米議事堂乱入で民主党議員がトランプ氏提訴、極右組織との共謀主張
(CNN) 米連邦議会下院国土安全保障委員会の議長を務める民主党のベニー・トンプソン下院議員は16日、トランプ前大統領とジュリアーニ弁護士を連邦裁判所に提訴した。両氏が極右組織「プラウド・ボーイズ」などと共謀して先月6日に発生した連邦議会議事堂への乱入を扇動したとしている。
議事堂襲撃に関連してトランプ氏に対する訴えが起こされるのは初めて。数日前に上院で開かれた弾劾(だんがい)裁判ではトランプ氏を無罪とする評決が出ていた。
ミシシッピ州選出のトンプソン議員による今回の訴訟が進めば、トランプ氏らは証拠開示手続きや宣誓証言の対象になる見通し。その場合、弾劾裁判では公開されなかった事件の詳細や証拠が明らかになる可能性もある。
トンプソン氏はトランプ氏による一連の言動やツイッターへの投稿に着目。事件が起きる数カ月前からトランプ氏とジュリアーニ氏は支持者らに動員をかけ、議事堂襲撃を準備していたと糾弾した。議事堂では当時、2020年の大統領選の結果を承認する作業が行われていた。
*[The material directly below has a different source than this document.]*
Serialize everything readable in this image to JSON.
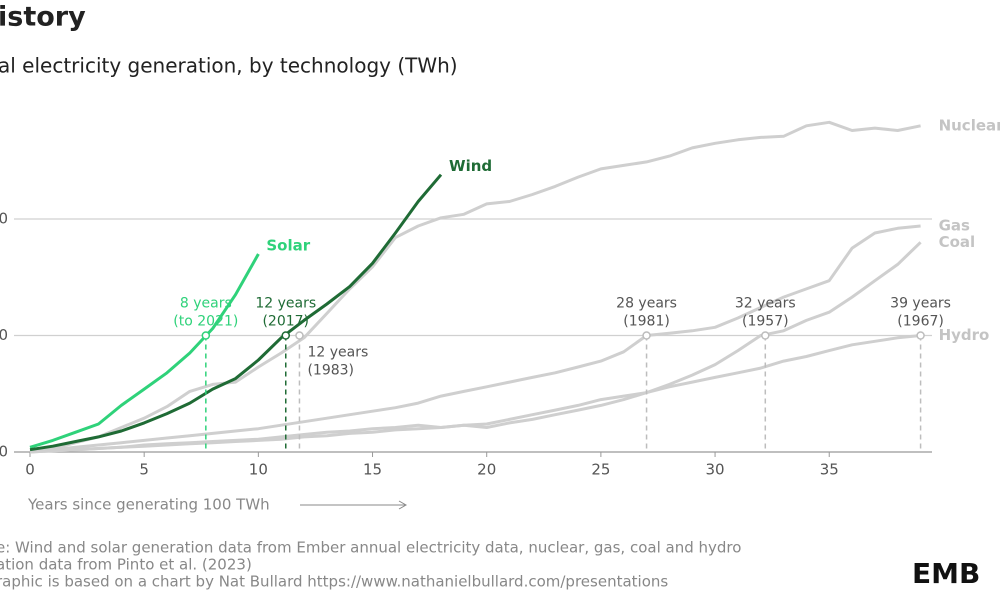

訴状では、めったに適用されないある連邦法に言及。南北戦争後に成立したこの法律は、白人至上主義団体「クー・クラックス・ クラン(KKK)」の暴力に対抗する目的で制定されたもので、「力や威嚇、脅迫」を用いて他者の職務の継続を妨げる人々への民事訴訟を認めている。
全米黒人地位向上協会(NAACP)はこの訴訟を支持しており、裁判でもトンプソン氏を支援する予定。
訴状はプラウド・ボーイズなどの極右組織がそれぞれのリーダーの下で連携し、議事堂襲撃の先陣を切ったと指摘。「一方で、トランプ、ジュリアーニ両被告が扇動した怒れる暴徒も議事堂に向かった。綿密に練り上げられた一連の出来事は、『米国を救え』と銘打たれた集会で展開したものであり、議事堂乱入は事故や偶然の産物ではない。それは意図的かつあらかじめ計算された組織的な活動で、議事堂での法律上の手続きに介入するのが目的だ。選挙人団による票の集計を確定するにはその手続きが必要だった」と述べた。
トランプ氏の広報担当者は声明を出し、同氏はすでに弾劾裁判で無罪になったと指摘。1月6日に起きた議事堂でのいかなる暴力に関しても扇動あるいは扇動の共謀はなかったと主張した。
ジュリアーニ氏にコメントを求めたが、現時点で返答はない。
情報筋がCNNに伝えたところによれば、民主党のペロシ下院議長は今回の訴訟についてすでに説明を受けているという。